Tavernier feels refreshed by the mental “break” of spending a tech-free Christmas week at an area ski lodge cabin with his family, for the seventh year in a row.
Meanwhile, the Music Foundation of WNC has two upcoming shows. First is the free Spotlight on Steinway on Thursday, Jan. 18, at 6:30 p.m. in the Freeburg studio/store. Michael Jefry Stevens performs tunes by Thelonious Monk and others. Keith Freeburg, Joann’s husband, gives piano tutorials. Then at 7 p.m., Jonny Mercer is focus of the Legends of Music Film Series.

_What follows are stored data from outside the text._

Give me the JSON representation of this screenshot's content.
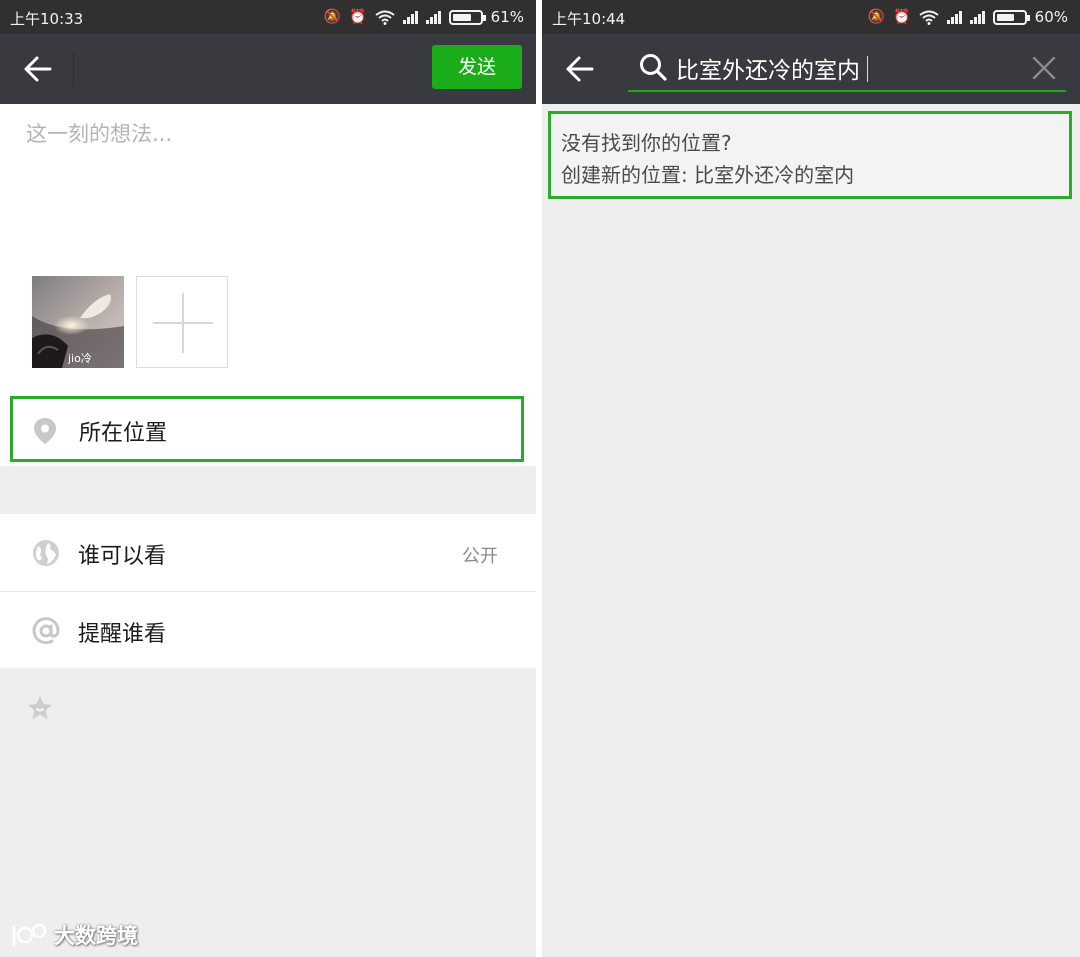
{
  "left_screen": {
    "status_bar": {
      "time": "上午10:33",
      "battery": "61%",
      "battery_level": 0.61
    },
    "send_label": "发送",
    "compose": {
      "placeholder": "这一刻的想法...",
      "photo_caption": "jio冷"
    },
    "location_label": "所在位置",
    "settings": {
      "visibility": {
        "label": "谁可以看",
        "value": "公开"
      },
      "remind": {
        "label": "提醒谁看"
      }
    },
    "watermark": "大数跨境"
  },
  "right_screen": {
    "status_bar": {
      "time": "上午10:44",
      "battery": "60%",
      "battery_level": 0.6
    },
    "search": {
      "query": "比室外还冷的室内"
    },
    "result": {
      "line1": "没有找到你的位置?",
      "line2": "创建新的位置: 比室外还冷的室内"
    }
  },
  "icons": {
    "back": "back-arrow-icon",
    "location": "location-pin-icon",
    "visibility": "globe-icon",
    "remind": "at-sign-icon",
    "favorite": "star-icon",
    "search": "search-icon",
    "clear": "close-icon",
    "add_photo": "plus-icon"
  },
  "colors": {
    "accent_green": "#1aad19",
    "highlight_border": "#2aab2a",
    "navbar": "#393a3f",
    "statusbar": "#303030",
    "background": "#eeeeef"
  }
}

Next, the quartet Jazzville with vocalist Bronwyn Cronin plays in Isis Music Hall in Asheville. That is on Super Bowl Sunday, Feb. 4, 5:30-7 p.m. starting an hour ahead of the game. Tickets are $12 each.
The foundation’s latest show, Friday and Saturday, was New Orleans Baroque and Jazz by flutist Rita Hayes, Keith Freeburg on double bass, pianist John Cobb and with his son Morgen Cobb on drums. That was in Hendersonville Community Theatre, benefiting HCT just as Tavernier did a year ago.
The French Connection concert tickets are $35 each. They are not sold at the playhouse, the venue. Instead, they can be bought in the nearby Visitor’s Center at 201 S. Main St. in Hendersonville, from Sam Gess (773-213-2200), or online at: thefrenchconnection.rocks.